Ahh! The probe has been ordered, politicians have unanimously, from Indian Loyalists to Resistance Leaders, condemned the negligence from doctor’s part. Commendably, the Chief Medical Officer of the Lal Ded hospital has submitted the initial report of the probe to the authorities. The report has found the doctor, who is also a PG second-year student, guilty of negligence and has been suspended. So sorry that a Doctor has been suspended over a petty issue of delivery of a Gujjar woman on a roadside on one chillai kalan night. A blot in her career, so sorry. And yes, we all should feel sorry for her, for she doesn’t belong to any gujjir, Pahari, Bakerwal or Sikh family, does she?
What now? Media reports will vanish by and by. How many cases like these have ended like this? Don’t we know how governments manage such situations? Collective memory is short-lived, but for the family, that baby will live and die every single day until all of the family dies. They all should die instantly, shouldn’t they?
Their memory won’t deceive them. With the death of their baby, the humiliation has taken new birth in all of them. But they deserve to be humiliated because they dress and speak differently than us, don’t they? And yes, whatever is not urban is backward, isn’t it? So, when we say Gujjar Alaq, we mean a place whose people are not even close to being called humans. That is what we mean, don’t we?
For all of us it would be negligence, but for the family, it is cold-blooded murder. Why so hue and cry over a gujjir Bache’s murder?
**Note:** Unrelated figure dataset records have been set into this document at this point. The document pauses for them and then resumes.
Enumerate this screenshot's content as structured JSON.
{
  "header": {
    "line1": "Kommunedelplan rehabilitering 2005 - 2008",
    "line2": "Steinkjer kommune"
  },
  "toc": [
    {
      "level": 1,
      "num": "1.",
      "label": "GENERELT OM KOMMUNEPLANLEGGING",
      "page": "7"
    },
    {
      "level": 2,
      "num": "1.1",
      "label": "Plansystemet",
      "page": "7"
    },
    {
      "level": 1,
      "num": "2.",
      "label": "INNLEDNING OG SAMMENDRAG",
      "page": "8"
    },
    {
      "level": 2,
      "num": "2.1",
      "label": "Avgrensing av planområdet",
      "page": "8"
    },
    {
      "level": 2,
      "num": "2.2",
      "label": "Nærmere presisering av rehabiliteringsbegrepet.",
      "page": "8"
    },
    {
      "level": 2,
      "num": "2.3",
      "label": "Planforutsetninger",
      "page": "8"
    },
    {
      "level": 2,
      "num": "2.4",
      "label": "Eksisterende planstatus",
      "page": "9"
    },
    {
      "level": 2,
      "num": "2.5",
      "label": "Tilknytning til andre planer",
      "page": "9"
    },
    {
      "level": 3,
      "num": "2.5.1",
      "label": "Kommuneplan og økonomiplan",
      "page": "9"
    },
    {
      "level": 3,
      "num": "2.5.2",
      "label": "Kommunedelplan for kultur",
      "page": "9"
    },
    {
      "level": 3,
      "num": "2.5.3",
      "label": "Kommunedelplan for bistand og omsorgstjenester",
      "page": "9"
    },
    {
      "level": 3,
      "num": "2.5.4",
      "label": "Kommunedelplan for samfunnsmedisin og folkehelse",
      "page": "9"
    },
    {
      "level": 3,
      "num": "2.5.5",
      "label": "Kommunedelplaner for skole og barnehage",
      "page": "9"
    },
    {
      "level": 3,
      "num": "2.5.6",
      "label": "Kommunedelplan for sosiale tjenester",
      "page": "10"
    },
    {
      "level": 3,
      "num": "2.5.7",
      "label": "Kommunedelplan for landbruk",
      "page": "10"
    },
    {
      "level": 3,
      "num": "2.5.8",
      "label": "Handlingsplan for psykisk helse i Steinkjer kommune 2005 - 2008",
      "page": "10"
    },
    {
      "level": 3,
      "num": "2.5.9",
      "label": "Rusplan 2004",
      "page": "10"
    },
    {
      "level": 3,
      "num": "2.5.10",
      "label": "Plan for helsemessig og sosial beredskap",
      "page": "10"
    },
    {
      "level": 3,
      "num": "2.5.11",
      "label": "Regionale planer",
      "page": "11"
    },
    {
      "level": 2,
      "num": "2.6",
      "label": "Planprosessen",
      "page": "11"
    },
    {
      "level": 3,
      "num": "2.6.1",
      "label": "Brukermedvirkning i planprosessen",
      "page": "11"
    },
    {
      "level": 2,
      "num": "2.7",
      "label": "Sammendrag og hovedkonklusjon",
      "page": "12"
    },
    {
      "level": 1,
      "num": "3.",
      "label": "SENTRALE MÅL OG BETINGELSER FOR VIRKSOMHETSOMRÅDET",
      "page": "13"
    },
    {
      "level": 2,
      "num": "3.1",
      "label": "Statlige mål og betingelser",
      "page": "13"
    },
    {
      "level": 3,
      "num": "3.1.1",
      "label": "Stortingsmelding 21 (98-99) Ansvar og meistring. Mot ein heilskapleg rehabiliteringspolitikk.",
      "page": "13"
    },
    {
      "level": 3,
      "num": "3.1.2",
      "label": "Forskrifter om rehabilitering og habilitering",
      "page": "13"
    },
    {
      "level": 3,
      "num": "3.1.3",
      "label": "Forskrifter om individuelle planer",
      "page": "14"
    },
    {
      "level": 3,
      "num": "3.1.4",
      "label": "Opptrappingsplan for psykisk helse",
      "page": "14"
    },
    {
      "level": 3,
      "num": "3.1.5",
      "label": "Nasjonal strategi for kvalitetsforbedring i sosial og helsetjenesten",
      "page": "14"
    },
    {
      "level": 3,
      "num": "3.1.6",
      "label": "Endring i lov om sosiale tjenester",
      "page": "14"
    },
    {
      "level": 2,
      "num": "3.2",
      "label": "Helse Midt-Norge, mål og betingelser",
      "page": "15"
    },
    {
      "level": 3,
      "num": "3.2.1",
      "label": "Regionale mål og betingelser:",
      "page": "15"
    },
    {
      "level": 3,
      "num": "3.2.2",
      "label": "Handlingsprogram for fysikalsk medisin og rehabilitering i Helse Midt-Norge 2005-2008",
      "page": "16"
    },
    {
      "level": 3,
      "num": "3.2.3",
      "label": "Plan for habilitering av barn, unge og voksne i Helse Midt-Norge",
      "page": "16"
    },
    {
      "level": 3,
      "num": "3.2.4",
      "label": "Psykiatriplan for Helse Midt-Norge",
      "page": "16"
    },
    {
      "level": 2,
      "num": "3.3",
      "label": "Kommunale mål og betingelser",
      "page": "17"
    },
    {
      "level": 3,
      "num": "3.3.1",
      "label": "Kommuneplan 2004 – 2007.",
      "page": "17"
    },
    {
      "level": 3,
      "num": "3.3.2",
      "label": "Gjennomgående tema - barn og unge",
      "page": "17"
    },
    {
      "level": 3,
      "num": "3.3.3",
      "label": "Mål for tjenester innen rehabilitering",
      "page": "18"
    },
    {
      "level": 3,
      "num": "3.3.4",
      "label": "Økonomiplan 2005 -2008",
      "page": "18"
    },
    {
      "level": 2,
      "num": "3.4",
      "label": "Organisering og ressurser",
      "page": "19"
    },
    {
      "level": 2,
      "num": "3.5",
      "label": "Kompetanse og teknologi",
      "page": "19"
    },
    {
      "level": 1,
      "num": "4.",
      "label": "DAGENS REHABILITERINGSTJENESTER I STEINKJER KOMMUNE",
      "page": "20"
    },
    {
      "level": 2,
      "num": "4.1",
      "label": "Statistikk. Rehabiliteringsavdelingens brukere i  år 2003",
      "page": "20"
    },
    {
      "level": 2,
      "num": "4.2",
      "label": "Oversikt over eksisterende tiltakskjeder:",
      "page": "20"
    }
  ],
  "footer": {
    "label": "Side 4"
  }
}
But that family pays as much tax as the doctor who denied them space. I don’t have to walk you through the science of direct and indirect taxes. In fact, it is because of this taxation system that the doctor is getting paid during her Post Graduation in a government-run institution. Everyone falling under the Indian fiscal framework pays almost 48% taxes from his permanent income through direct or indirect measures. But they are gujjir, they don’t know about their rights. Mind you, don’t even dare to let them know; they are born to be ignorant about their being humane, aren’t they?
However, who will save the society from failing less-privileged peoples, Gujjars, Paharis, Bakerwals, Sikhs etc., from the racist behaviour of its privileged majority? Who will cure it of Shahar-gaam, groos-bazruk like prejudices? Who, after even Lal Ded has thrown away the infant from her lap to die on the roadside? If not we, tell me who then?